Fernando Medina 27 de Janeiro de 2016 às 00:30
Marcelo Rebelo de Sousa protagonizou a campanha de um homem só, e nesse sentido esta foi a vitória de um só homem: de Marcelo Rebelo de Sousa e mais ninguém.

Marcelo não fez campanha ao lado dos partidos que o apoiaram. Não foi eleito por causa de Passos Coelho, certamente. Foi eleito apesar de Passos Coelho, que manifestamente queria outro tipo de candidato. E naturalmente também não contou com os partidos da esquerda, que ambicionavam uma segunda volta.
Sempre ao centro, Marcelo conseguiu alargar a base eleitoral de apoio da sua família política de origem, hoje em dia bastante radicalizada à direita, e conseguiu afirmar-se como árbitro. E em contraste com as candidaturas de afirmação de espaços próprios (como a do PCP ou do BE) e daqueles que na direita procuravam uma "desforra das legislativas", Marcelo afirmou-se como o elemento pacificador de um país dividido, cansado da disputa política e ansioso de estabilidade política. Pelo caminho conseguiu consolidar a inegável ligação afetiva que já tinha com parte significativa dos portugueses. Foi pois uma campanha sem falhas.

Finda a campanha, vejamos o futuro. O que esperar de Marcelo Rebelo de Sousa, Presidente da República?

Desde logo, Marcelo vai recuperar o poder da Presidência, resgatando-a do papel lateral a que foi remetida nos últimos anos. Vai fazê-lo através da equidistância entre Governo e Oposição, mas sobretudo cultivando uma relação própria e direta com os portugueses.

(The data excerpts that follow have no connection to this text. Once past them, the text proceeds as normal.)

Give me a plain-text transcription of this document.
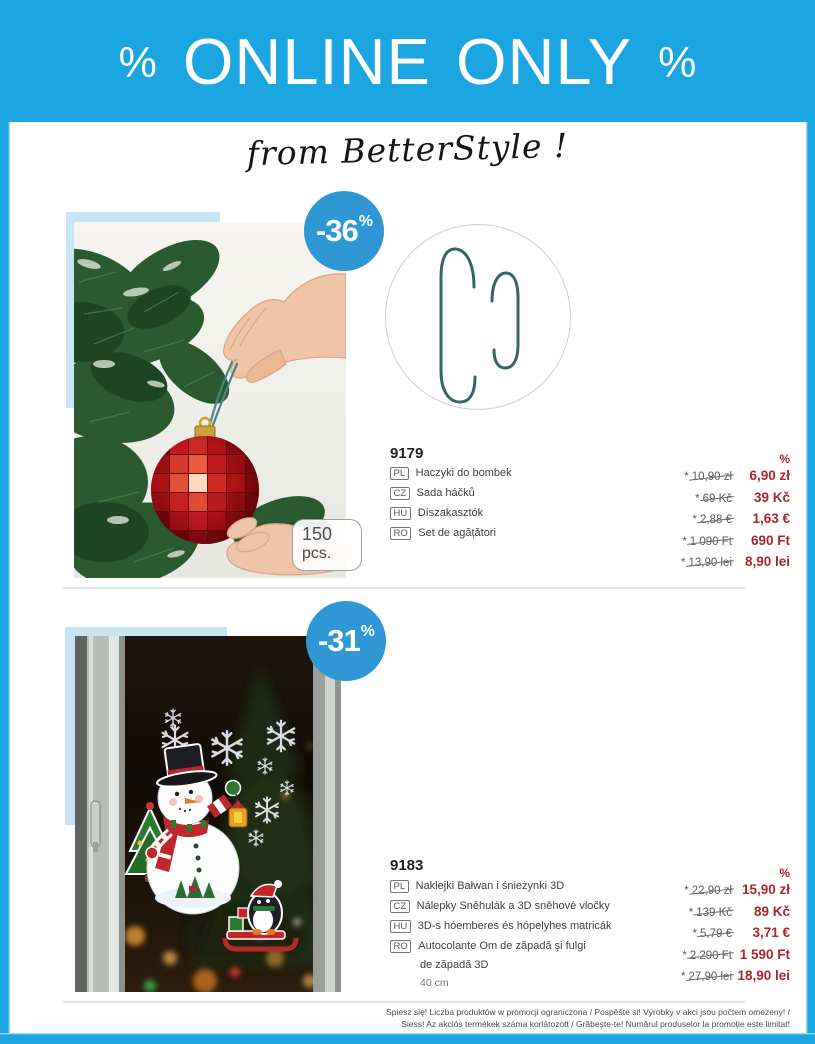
% ONLINE ONLY %
from BetterStyle !
-36 %
150
pcs.
9179
PL Haczyki do bombek
CZ Sada háčků
HU Díszakasztók
RO Set de agățători
%
* 10,90 zł	6,90 zł
* 69 Kč	39 Kč
* 2,88 €	1,63 €
* 1 090 Ft	690 Ft
* 13,90 lei 8,90 lei
-31 %
9183
PL Naklejki Bałwan i śnieżynki 3D
CZ Nálepky Sněhulák a 3D sněhové vločky
HU 3D-s hóemberes és hópelyhes matricák
RO Autocolante Om de zăpadă şi fulgi
de zăpadă 3D
40 cm
%
* 22,90 zł 15,90 zł
* 139 Kč	89 Kč
* 5,79 €	3,71 €
* 2 290 Ft 1 590 Ft
* 27,90 lei 18,90 lei
Spiesz się! Liczba produktów w promocji ograniczona / Pospěšte si! Výrobky v akci jsou počtem omezeny! /
Siess! Az akciós termékek száma korlátozott / Grăbește-te! Numărul produselor la promoție este limitat!
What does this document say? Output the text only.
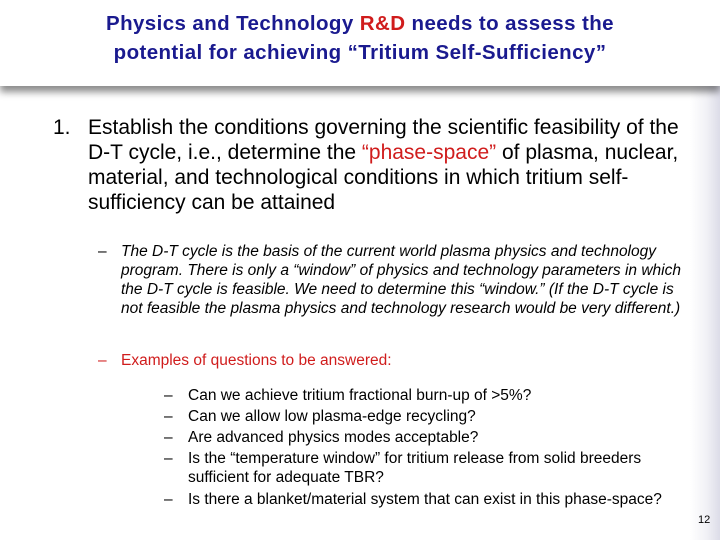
Physics and Technology R&D needs to assess the
potential for achieving “Tritium Self-Sufficiency”
1. Establish the conditions governing the scientific feasibility of the D-T cycle, i.e., determine the “phase-space” of plasma, nuclear, material, and technological conditions in which tritium self-sufficiency can be attained
– The D-T cycle is the basis of the current world plasma physics and technology program. There is only a “window” of physics and technology parameters in which the D-T cycle is feasible. We need to determine this “window.” (If the D-T cycle is not feasible the plasma physics and technology research would be very different.)
– Examples of questions to be answered:
– Can we achieve tritium fractional burn-up of >5%?
– Can we allow low plasma-edge recycling?
– Are advanced physics modes acceptable?
– Is the “temperature window” for tritium release from solid breeders sufficient for adequate TBR?
– Is there a blanket/material system that can exist in this phase-space?
12
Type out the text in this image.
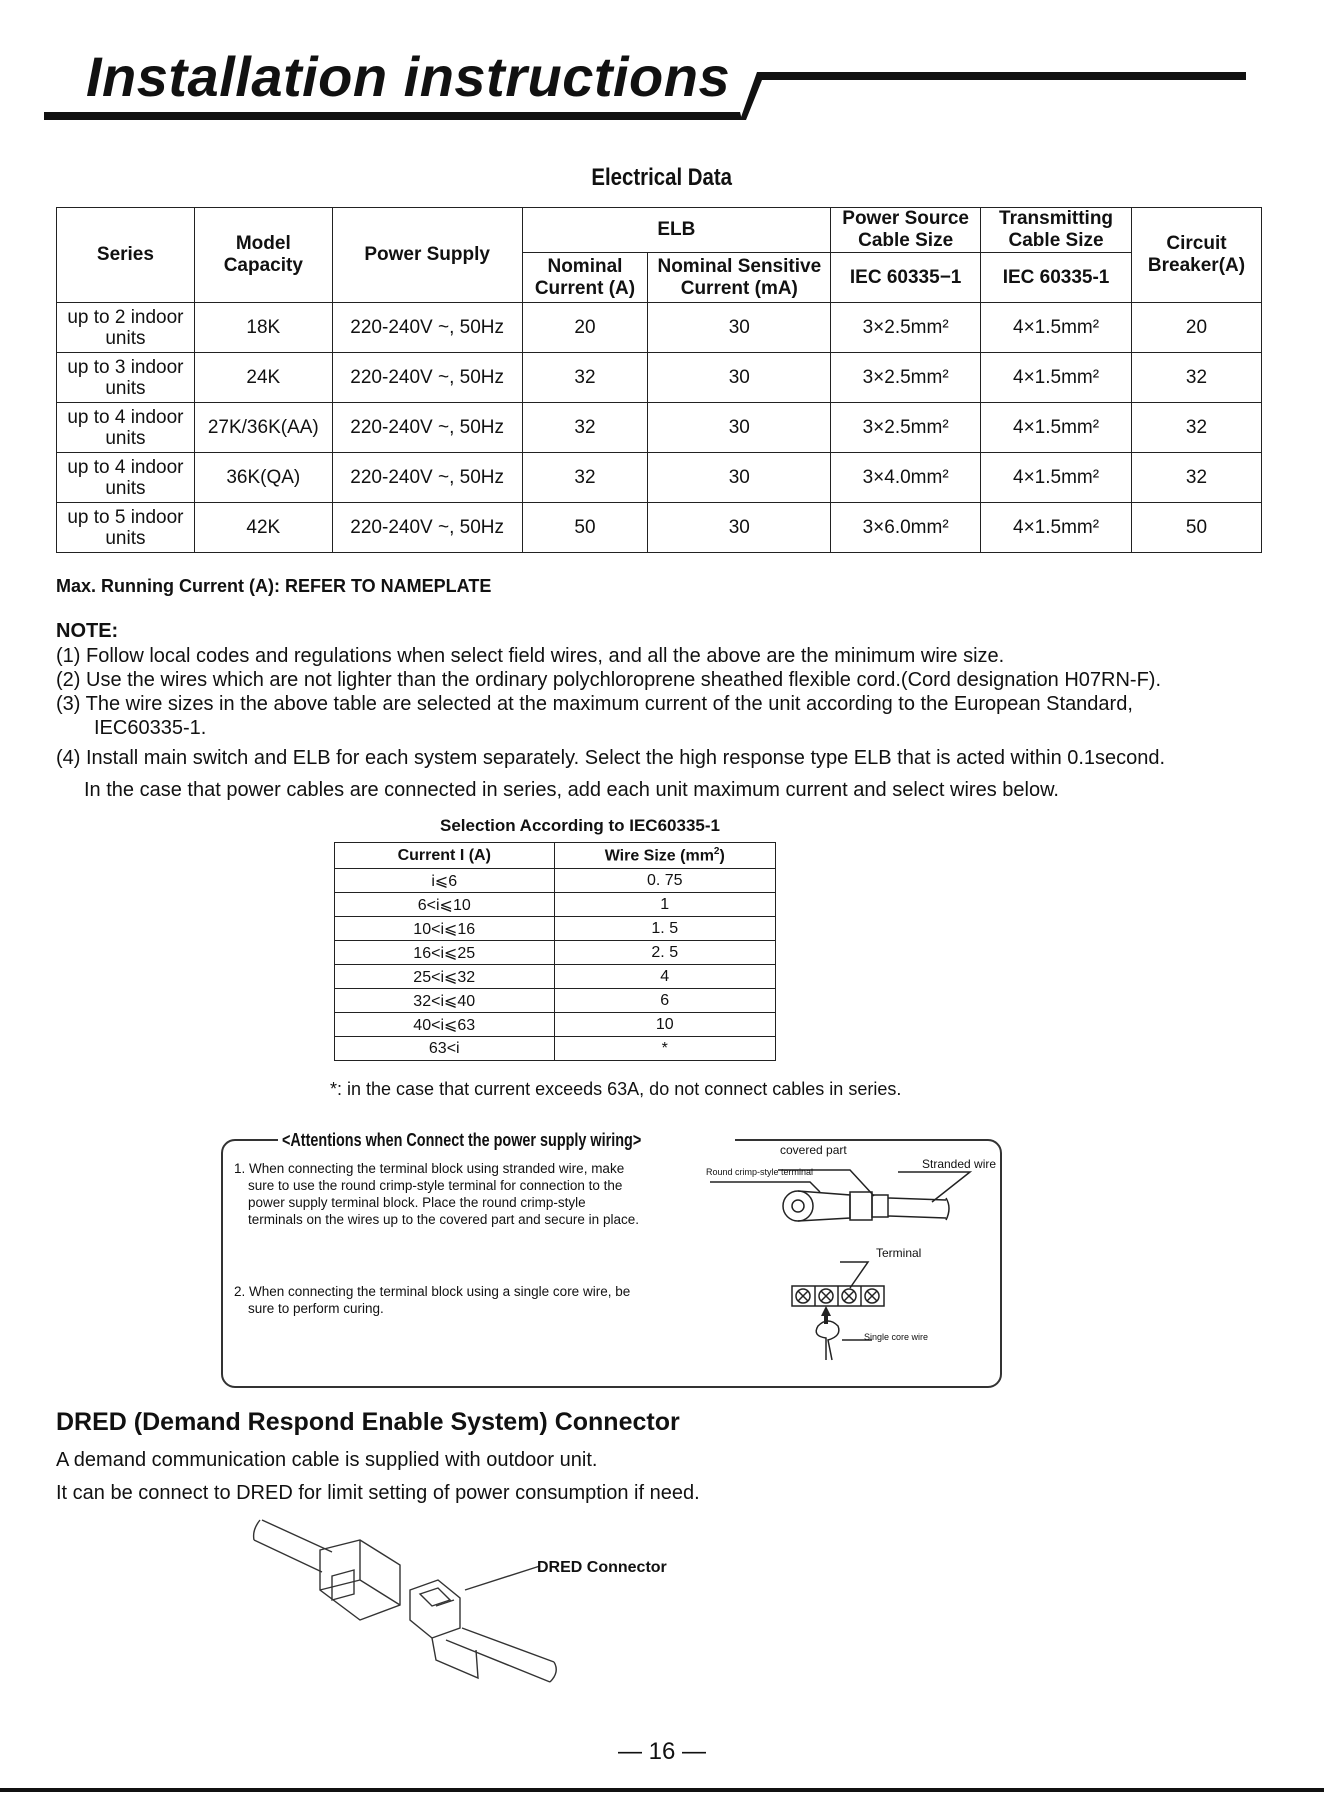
Installation instructions
Electrical Data
Series	Model Capacity	Power Supply	ELB		Power Source Cable Size	Transmitting Cable Size	Circuit Breaker(A)
			Nominal Current (A)	Nominal Sensitive Current (mA)	IEC 60335−1	IEC 60335-1	
up to 2 indoor units	18K	220-240V ~, 50Hz	20	30	3×2.5mm²	4×1.5mm²	20
up to 3 indoor units	24K	220-240V ~, 50Hz	32	30	3×2.5mm²	4×1.5mm²	32
up to 4 indoor units	27K/36K(AA)	220-240V ~, 50Hz	32	30	3×2.5mm²	4×1.5mm²	32
up to 4 indoor units	36K(QA)	220-240V ~, 50Hz	32	30	3×4.0mm²	4×1.5mm²	32
up to 5 indoor units	42K	220-240V ~, 50Hz	50	30	3×6.0mm²	4×1.5mm²	50
Max. Running Current (A): REFER TO NAMEPLATE
NOTE:
(1) Follow local codes and regulations when select field wires, and all the above are the minimum wire size.
(2) Use the wires which are not lighter than the ordinary polychloroprene sheathed flexible cord.(Cord designation H07RN-F).
(3) The wire sizes in the above table are selected at the maximum current of the unit according to the European Standard,
IEC60335-1.
(4) Install main switch and ELB for each system separately. Select the high response type ELB that is acted within 0.1second.
In the case that power cables are connected in series, add each unit maximum current and select wires below.
Selection According to IEC60335-1
Current I (A)	Wire Size $(mm^2)$
i⩽6	0. 75
6<i⩽10	1
10<i⩽16	1. 5
16<i⩽25	2. 5
25<i⩽32	4
32<i⩽40	6
40<i⩽63	10
63<i	*
*: in the case that current exceeds 63A, do not connect cables in series.
<Attentions when Connect the power supply wiring>
1. When connecting the terminal block using stranded wire, make
sure to use the round crimp-style terminal for connection to the
power supply terminal block. Place the round crimp-style
terminals on the wires up to the covered part and secure in place.
2. When connecting the terminal block using a single core wire, be
sure to perform curing.
covered part
Round crimp-style terminal
Stranded wire
Terminal
Single core wire
DRED (Demand Respond Enable System) Connector
A demand communication cable is supplied with outdoor unit.
It can be connect to DRED for limit setting of power consumption if need.
DRED Connector
— 16 —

Marcelo sabe melhor que ninguém, pois foi assim que construiu a sua popularidade no país, que é essa capacidade de interpretar e manter o diálogo com a maioria dos portugueses que lhe assegurará o poder da Presidência. Quer no exercício nos poderes formais que a Constituição lhe atribui, quer sobretudo nos poderes informais, da palavra e da influência, que são tantas vezes muito mais importantes.

A grande questão sobre Marcelo é pois o que fará com o grande poder que vai acumular. Livre de compromissos partidários, com um país disponível para o ouvir, será capaz de mobilizar todos para as convergências estratégicas necessárias?

Porque não tenhamos dúvidas: independentemente das maiorias que se formem, há questões que estão para lá dos ciclos das legislaturas. O défice de qualificações, que prejudica o potencial de crescimento da nossa economia. A fratura social, que atira para a periferia da sociedade cada vez mais gente. A desconfiança nas instituições, que ameaça os alicerces da democracia. E, claro, as derivas da Europa, que comprometem as condições de crescimento do país no atual quadro da zona euro.